Een mooi, gedegen experiment, reageert desgevraagd hoogleraar klinische virologie Louis Kroes (LUMC), na lezing van het overigens nog niet officieel gepubliceerde onderzoek. ‘Zoals dat in de wetenschap gaat, is dit een kleine stap verder. De vraag of overdracht principieel kan, buiten de grote druppeltjes over rechte afstand, is hiermee wel verder gekomen: dat kan dus. Maar de vraag hoe groot de rol ervan is, blijft nog wel staan.’

Er is in elk geval alle reden om verspreiding via de lucht serieus te nemen, constateert intussen ook een andere, Canadees-Rotterdamse weging van het bewijs. Want hoewel de kans dat het virus het luchtruim kiest klein is, zijn de gevolgen per keer dat het gebeurt groot, aldus de wetenschappers in hun voorpublicatie. ‘Onze bevindingen vestigen de aandacht op de buitenproportioneel grote rol van hoogrisicosituaties voor het op gang houden van de Covid-19-pandemie.’

De wetenschappers, onder wie ook viroloog en lid van het outbreak management team Marion Koopmans, knoopten de resultaten aan elkaar van 63 eerdere onderzoeken. Uit hun berekeningen blijkt dat de kans dat een aerosol ook maar één virusdeeltje bevat, kleiner moet zijn dan 0,001 procent – één op honderdduizend.

Superverspreiders

Maar tegelijkertijd zijn er de zogeheten superverspreiders: mensen die toevallig enorme hoeveelheden virus aanmaken, vaak zelfs zonder er iets van te merken. Juist die kunnen de kansen doen keren en zorgen voor grote uitbraken, zeker in riskante situaties zoals afgesloten ruimtes waar men sport, schreeuwt of zingt.

Wat de discussie ingewikkeld maakt, vindt Herfst, is de definitiekwestie wanneer een druppeltje uit iemands luchtweg nu wel of niet een ‘aerosol’ is. Vaststaat immers dat ook wat grotere druppeltjes een tijdje kunnen blijven hangen in de lucht, al zijn het formeel geen aerosolen. ‘Afhankelijk of je met een viroloog of met een natuurkundige praat, kom je uit op een andere definitie. Terwijl ik denk dat je zo’n absolute scheidslijn niet goed kunt trekken.’

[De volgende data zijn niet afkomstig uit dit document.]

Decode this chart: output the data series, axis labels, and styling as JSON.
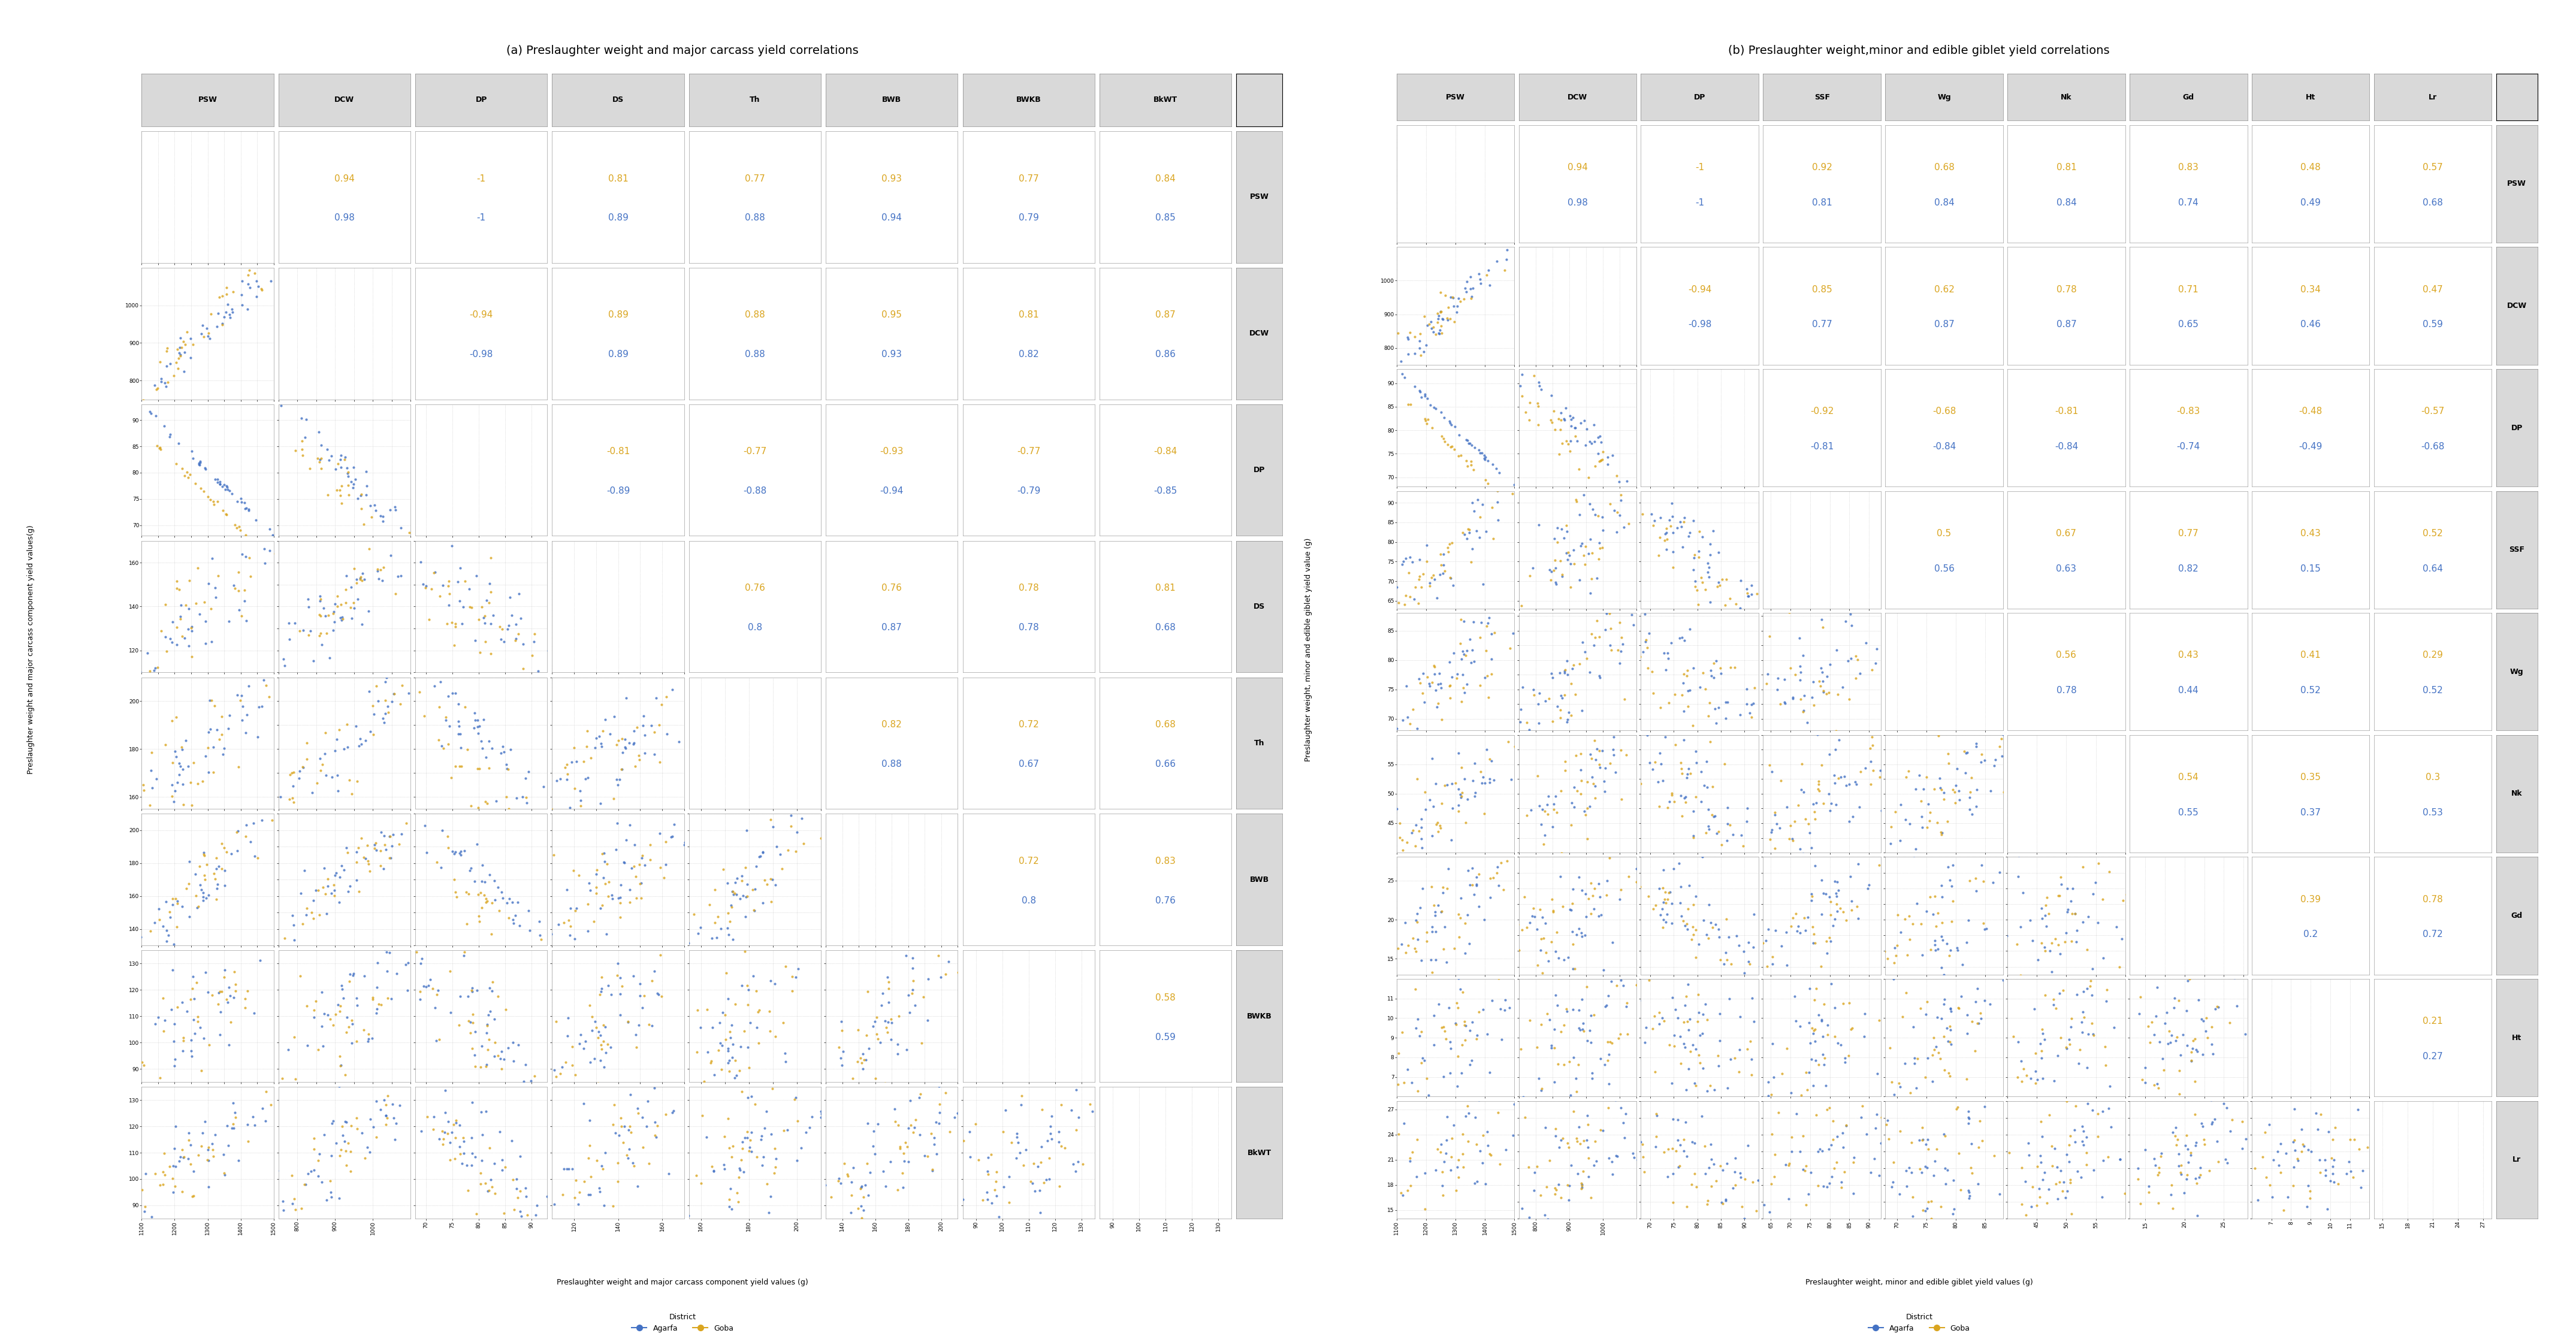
{
  "panel_a": {
    "title": "(a) Preslaughter weight and major carcass yield correlations",
    "xlabel": "Preslaughter weight and major carcass component yield values (g)",
    "ylabel": "Preslaughter weight and major carcass component yield values(g)",
    "variables": [
      "PSW",
      "DCW",
      "DP",
      "DS",
      "Th",
      "BWB",
      "BWKB",
      "BkWT"
    ],
    "correlations_gold": [
      [
        null,
        0.94,
        -1,
        0.81,
        0.77,
        0.93,
        0.77,
        0.84
      ],
      [
        0.94,
        null,
        -0.94,
        0.89,
        0.88,
        0.95,
        0.81,
        0.87
      ],
      [
        -1,
        -0.94,
        null,
        -0.81,
        -0.77,
        -0.93,
        -0.77,
        -0.84
      ],
      [
        0.81,
        0.89,
        -0.81,
        null,
        0.76,
        0.76,
        0.78,
        0.81
      ],
      [
        0.77,
        0.88,
        -0.77,
        0.76,
        null,
        0.82,
        0.72,
        0.68
      ],
      [
        0.93,
        0.95,
        -0.93,
        0.76,
        0.82,
        null,
        0.72,
        0.83
      ],
      [
        0.77,
        0.81,
        -0.77,
        0.78,
        0.72,
        0.72,
        null,
        0.58
      ],
      [
        0.84,
        0.87,
        -0.84,
        0.81,
        0.68,
        0.83,
        0.58,
        null
      ]
    ],
    "correlations_blue": [
      [
        null,
        0.98,
        -1,
        0.89,
        0.88,
        0.94,
        0.79,
        0.85
      ],
      [
        0.98,
        null,
        -0.98,
        0.89,
        0.88,
        0.93,
        0.82,
        0.86
      ],
      [
        -1,
        -0.98,
        null,
        -0.89,
        -0.88,
        -0.94,
        -0.79,
        -0.85
      ],
      [
        0.89,
        0.89,
        -0.89,
        null,
        0.8,
        0.87,
        0.78,
        0.68
      ],
      [
        0.88,
        0.88,
        -0.88,
        0.8,
        null,
        0.88,
        0.67,
        0.66
      ],
      [
        0.94,
        0.93,
        -0.94,
        0.87,
        0.88,
        null,
        0.8,
        0.76
      ],
      [
        0.79,
        0.82,
        -0.79,
        0.78,
        0.67,
        0.8,
        null,
        0.59
      ],
      [
        0.85,
        0.86,
        -0.85,
        0.68,
        0.66,
        0.76,
        0.59,
        null
      ]
    ],
    "ranges": {
      "PSW": [
        1100,
        1500
      ],
      "DCW": [
        750,
        1100
      ],
      "DP": [
        68,
        93
      ],
      "DS": [
        110,
        170
      ],
      "Th": [
        155,
        210
      ],
      "BWB": [
        130,
        210
      ],
      "BWKB": [
        85,
        135
      ],
      "BkWT": [
        85,
        135
      ]
    },
    "xticks": {
      "PSW": [
        1100,
        1200,
        1300,
        1400,
        1500
      ],
      "DCW": [
        800,
        900,
        1000
      ],
      "DP": [
        70,
        75,
        80,
        85,
        90
      ],
      "DS": [
        120,
        140,
        160
      ],
      "Th": [
        160,
        180,
        200
      ],
      "BWB": [
        140,
        160,
        180,
        200
      ],
      "BWKB": [
        90,
        100,
        110,
        120,
        130
      ],
      "BkWT": [
        90,
        100,
        110,
        120,
        130
      ]
    },
    "yticks": {
      "PSW": [
        1200,
        1300,
        1400,
        1500
      ],
      "DCW": [
        800,
        900,
        1000
      ],
      "DP": [
        70,
        75,
        80,
        85,
        90
      ],
      "DS": [
        120,
        140,
        160
      ],
      "Th": [
        160,
        180,
        200
      ],
      "BWB": [
        140,
        160,
        180,
        200
      ],
      "BWKB": [
        90,
        100,
        110,
        120,
        130
      ],
      "BkWT": [
        90,
        100,
        110,
        120,
        130
      ]
    }
  },
  "panel_b": {
    "title": "(b) Preslaughter weight,minor and edible giblet yield correlations",
    "xlabel": "Preslaughter weight, minor and edible giblet yield values (g)",
    "ylabel": "Preslaughter weight, minor and edible giblet yield value (g)",
    "variables": [
      "PSW",
      "DCW",
      "DP",
      "SSF",
      "Wg",
      "Nk",
      "Gd",
      "Ht",
      "Lr"
    ],
    "correlations_gold": [
      [
        null,
        0.94,
        -1,
        0.92,
        0.68,
        0.81,
        0.83,
        0.48,
        0.57
      ],
      [
        0.94,
        null,
        -0.94,
        0.85,
        0.62,
        0.78,
        0.71,
        0.34,
        0.47
      ],
      [
        -1,
        -0.94,
        null,
        -0.92,
        -0.68,
        -0.81,
        -0.83,
        -0.48,
        -0.57
      ],
      [
        0.92,
        0.85,
        -0.92,
        null,
        0.5,
        0.67,
        0.77,
        0.43,
        0.52
      ],
      [
        0.68,
        0.62,
        -0.68,
        0.5,
        null,
        0.56,
        0.43,
        0.41,
        0.29
      ],
      [
        0.81,
        0.78,
        -0.81,
        0.67,
        0.56,
        null,
        0.54,
        0.35,
        0.3
      ],
      [
        0.83,
        0.71,
        -0.83,
        0.77,
        0.43,
        0.54,
        null,
        0.39,
        0.78
      ],
      [
        0.48,
        0.34,
        -0.48,
        0.43,
        0.41,
        0.35,
        0.39,
        null,
        0.21
      ],
      [
        0.57,
        0.47,
        -0.57,
        0.52,
        0.29,
        0.3,
        0.78,
        0.21,
        null
      ]
    ],
    "correlations_blue": [
      [
        null,
        0.98,
        -1,
        0.81,
        0.84,
        0.84,
        0.74,
        0.49,
        0.68
      ],
      [
        0.98,
        null,
        -0.98,
        0.77,
        0.87,
        0.87,
        0.65,
        0.46,
        0.59
      ],
      [
        -1,
        -0.98,
        null,
        -0.81,
        -0.84,
        -0.84,
        -0.74,
        -0.49,
        -0.68
      ],
      [
        0.81,
        0.77,
        -0.81,
        null,
        0.56,
        0.63,
        0.82,
        0.15,
        0.64
      ],
      [
        0.84,
        0.87,
        -0.84,
        0.56,
        null,
        0.78,
        0.44,
        0.52,
        0.52
      ],
      [
        0.84,
        0.87,
        -0.84,
        0.63,
        0.78,
        null,
        0.55,
        0.37,
        0.53
      ],
      [
        0.74,
        0.65,
        -0.74,
        0.82,
        0.44,
        0.55,
        null,
        0.2,
        0.72
      ],
      [
        0.49,
        0.46,
        -0.49,
        0.15,
        0.52,
        0.37,
        0.2,
        null,
        0.27
      ],
      [
        0.68,
        0.59,
        -0.68,
        0.64,
        0.52,
        0.53,
        0.72,
        0.27,
        null
      ]
    ],
    "ranges": {
      "PSW": [
        1100,
        1500
      ],
      "DCW": [
        750,
        1100
      ],
      "DP": [
        68,
        93
      ],
      "SSF": [
        63,
        93
      ],
      "Wg": [
        68,
        88
      ],
      "Nk": [
        40,
        60
      ],
      "Gd": [
        13,
        28
      ],
      "Ht": [
        6,
        12
      ],
      "Lr": [
        14,
        28
      ]
    },
    "xticks": {
      "PSW": [
        1100,
        1200,
        1300,
        1400,
        1500
      ],
      "DCW": [
        800,
        900,
        1000
      ],
      "DP": [
        70,
        75,
        80,
        85,
        90
      ],
      "SSF": [
        65,
        70,
        75,
        80,
        85,
        90
      ],
      "Wg": [
        70,
        75,
        80,
        85
      ],
      "Nk": [
        45,
        50,
        55
      ],
      "Gd": [
        15,
        20,
        25
      ],
      "Ht": [
        7,
        8,
        9,
        10,
        11
      ],
      "Lr": [
        15,
        18,
        21,
        24,
        27
      ]
    },
    "yticks": {
      "PSW": [
        1200,
        1300,
        1400,
        1500
      ],
      "DCW": [
        800,
        900,
        1000
      ],
      "DP": [
        70,
        75,
        80,
        85,
        90
      ],
      "SSF": [
        65,
        70,
        75,
        80,
        85,
        90
      ],
      "Wg": [
        70,
        75,
        80,
        85
      ],
      "Nk": [
        45,
        50,
        55
      ],
      "Gd": [
        15,
        20,
        25
      ],
      "Ht": [
        7,
        8,
        9,
        10,
        11
      ],
      "Lr": [
        15,
        18,
        21,
        24,
        27
      ]
    }
  },
  "color_gold": "#DAA520",
  "color_blue": "#4472C4",
  "color_bg_header": "#D9D9D9",
  "title_fontsize": 14,
  "label_fontsize": 9,
  "corr_fontsize": 11,
  "tick_fontsize": 6.5,
  "header_fontsize": 9
}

De grote vragen die nog openstaan, constateert Herfst, is hoelang iemand die besmet is nog virusdeeltjes afscheidt en bij hoeveel virusdeeltjes we eigenlijk besmet kunnen raken. ‘Bij influenza weten we dat drie, vier of vijf deeltjes al genoeg zijn om een infectie op te wekken’, zegt hij. ‘Maar zelfs van het sarsvirus weten we de infectieuze dosis nog niet.’